Friday, July 8, 2011

In defense of heavy bicycles

It's been a recent thing that I seem to be catching a bit of crap from other cyclists as to how heavy the TARDIS is. This is up to and including in bike shops, on the part of the employees (which seems a bit backwards as a customer service strategy, but that's neither here nor there). So yes, I know my bike is heavy. Unloaded, it comes in around 35 lbs. The kickstand alone weighs over a pound. The rack has a sufficient payload that if you have an ass that doesn't mind the bars, a person can ride on it. It's not a lightweight.

But for every person that likes to rib me about the weight of my bike compared to theirs, it's amazing how quickly their tune changes as soon as they get a flat, need a quick repair, or are using my bike to lean theirs against because it actually can work as an impromptu portable bike rack. Observe:

That is the TARDIS, kickstand down, supporting two bikes leaning against it from either side while my friends ran into a convenience store for refreshments. We were parked directly next to a flock of singlespeeders with large messenger bags who seemed a little boggled in my choice of velocipede.

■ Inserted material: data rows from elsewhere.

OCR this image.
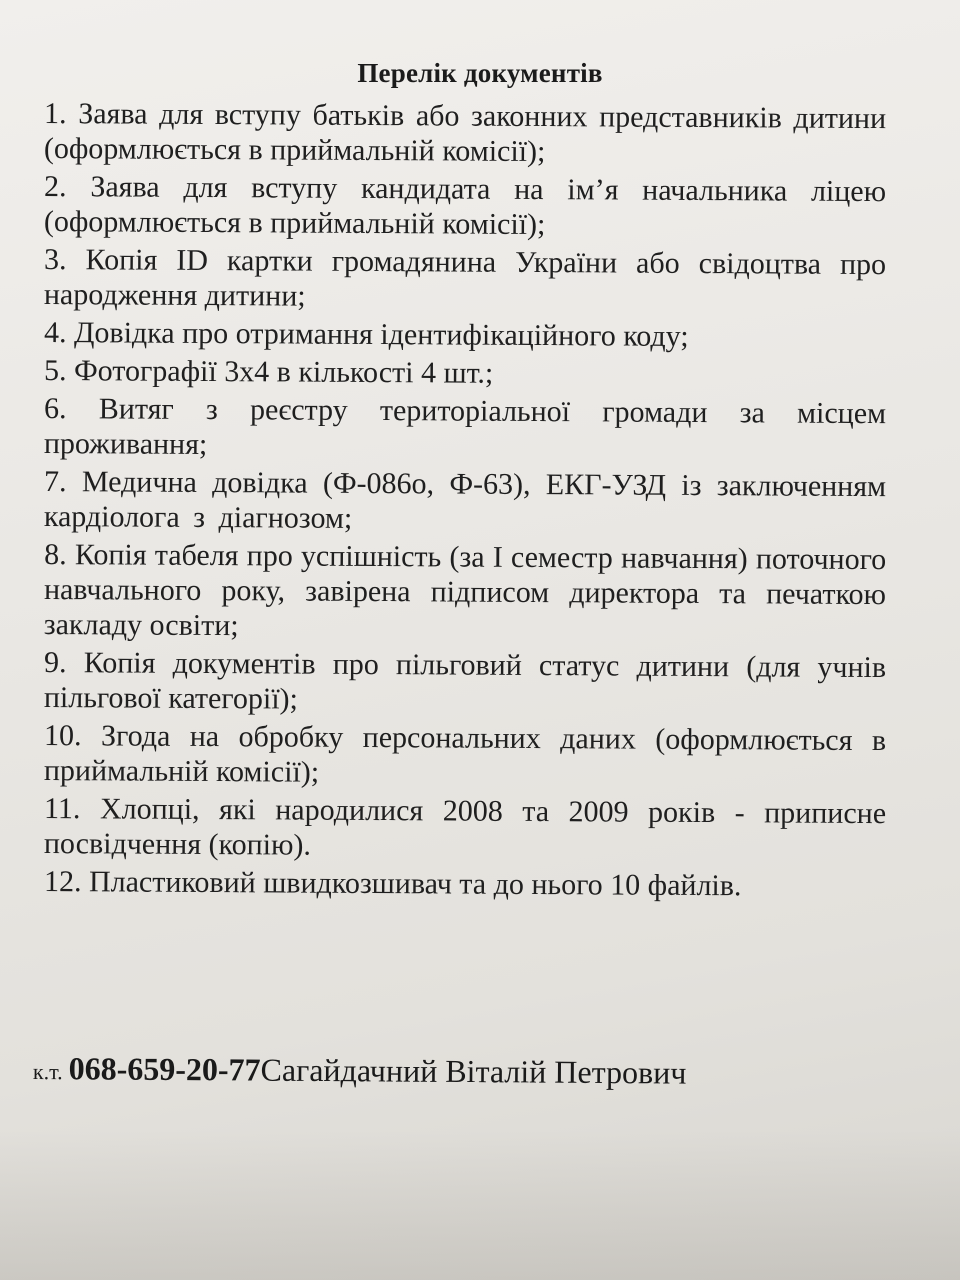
Перелік документів

1. Заява для вступу батьків або законних представників дитини (оформлюється в приймальній комісії);

2. Заява для вступу кандидата на ім’я начальника ліцею (оформлюється в приймальній комісії);

3. Копія ID картки громадянина України або свідоцтва про народження дитини;

4. Довідка про отримання ідентифікаційного коду;

5. Фотографії 3х4 в кількості 4 шт.;

6. Витяг з реєстру територіальної громади за місцем проживання;

7. Медична довідка (Ф-086о, Ф-63), ЕКГ-УЗД із заключенням кардіолога з діагнозом;

8. Копія табеля про успішність (за І семестр навчання) поточного навчального року, завірена підписом директора та печаткою закладу освіти;

9. Копія документів про пільговий статус дитини (для учнів пільгової категорії);

10. Згода на обробку персональних даних (оформлюється в приймальній комісії);

11. Хлопці, які народилися 2008 та 2009 років - приписне посвідчення (копію).

12. Пластиковий швидкозшивач та до нього 10 файлів.

к.т. 068-659-20-77Сагайдачний Віталій Петрович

Later, they were parking their bikes on mine, and it was decided upon that the TARDIS and I are sort of the Medics of the Austin Social Cycling world. We aren't the most glamorous, the fastest, or the slickest ones on the block, but in an instant can be called upon for something useful.

And that's my defense of my heavy bike. No, it's not light. But it's stable, comfortable, and has so many uses I haven't found them all yet. As a person, I am usually opposed to unitaskers, and so my bike is built to have almost infinite uses. So yeah, it's heavy. But damn if I don't absolutely love it.